Before European settlement, beavers were ubiquitous in our area. Research has shown that many pre-settlement streams in the mid-Atlantic region formed small interlocking channels within extensive floodplain wetlands maintained for thousands of years by beaver dams. The wetlands accumulated few sediments but stored vast amounts of organic carbon.

North American beaver pelts were in high demand in Europe in the 1600s–1800s. The thriving fur trade almost wiped out the beavers, thereby indirectly draining the wetlands and releasing streams to flow unimpeded by beaver dams. European colonists cleared the land for farming and built dams across the region to mill the grains they grew. The millponds gradually filled with sediments from widespread soil disturbances caused by upland logging and farming.

Mystery Solved?

Alexandria’s Huntley Meadows, a wetland formed and maintained by beaver dams. Pre-settlement low-lands in our area would have looked much like this.
Alexandria’s Huntley Meadows, a wetland formed and maintained by beaver dams. Pre-settlement low-lands in our area would have looked much like this.

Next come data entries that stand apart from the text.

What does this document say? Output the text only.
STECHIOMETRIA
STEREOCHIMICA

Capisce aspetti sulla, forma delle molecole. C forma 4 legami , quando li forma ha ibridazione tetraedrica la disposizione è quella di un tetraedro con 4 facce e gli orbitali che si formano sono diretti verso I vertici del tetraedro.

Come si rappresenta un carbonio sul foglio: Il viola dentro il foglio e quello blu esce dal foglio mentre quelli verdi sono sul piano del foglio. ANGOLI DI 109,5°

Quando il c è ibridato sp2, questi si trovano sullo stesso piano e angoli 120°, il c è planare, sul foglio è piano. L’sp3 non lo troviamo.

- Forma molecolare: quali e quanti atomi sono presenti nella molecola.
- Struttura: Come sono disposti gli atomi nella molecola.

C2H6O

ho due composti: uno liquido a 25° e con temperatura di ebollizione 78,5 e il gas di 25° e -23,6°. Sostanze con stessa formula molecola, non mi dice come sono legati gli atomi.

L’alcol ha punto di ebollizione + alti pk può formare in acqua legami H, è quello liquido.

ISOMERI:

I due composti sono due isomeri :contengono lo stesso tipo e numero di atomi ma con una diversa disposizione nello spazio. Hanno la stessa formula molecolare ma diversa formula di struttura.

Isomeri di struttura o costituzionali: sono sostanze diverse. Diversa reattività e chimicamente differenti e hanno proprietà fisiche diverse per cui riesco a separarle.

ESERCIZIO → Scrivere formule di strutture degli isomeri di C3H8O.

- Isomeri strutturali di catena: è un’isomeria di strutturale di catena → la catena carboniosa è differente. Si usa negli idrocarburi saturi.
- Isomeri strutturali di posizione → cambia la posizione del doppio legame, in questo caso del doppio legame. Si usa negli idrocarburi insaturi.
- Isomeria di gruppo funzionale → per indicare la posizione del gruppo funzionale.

Eroded streambanks can reveal traces of this history. The soil profile from Lubber Run seems to show a gray wetland soil in the buried A (Ab) horizon, possibly from a pre-settlement marsh. The marsh would have looked much like Huntley Meadows in Alexandria does today. With beaver removal and stream release, Lubber Run would have deposited cobble on gravel bars and left a thin band of gravel overlying the wetland soils.

The B horizon likely came from sediments accumulated from erosion in upland areas during Arlington’s logging and farming days, possibly at the bottom of a millpond. Or, instead of a millpond, fluctuations in the water table might have saturated and desaturated the site’s lower soils, creating redox features. The organic-rich A horizon at the top of our soil profile would have formed in later years of plant regrowth, death, and decay following the period of widespread soil disturbances by European settlers.

So, when you’re strolling along a creek with eroded streambanks, take a good look at the soil layers you might see. They can offer clues to our local history—and what you find might surprise you, just as it surprised us on upper Lubber Run.

The article is based in part on research by Professor Dorothy Merritts of Franklin and Marshall College in Lancaster, PA, described in the spring 2025 issue of Notes on Nature (“Rethinking Stream History in Our Region”).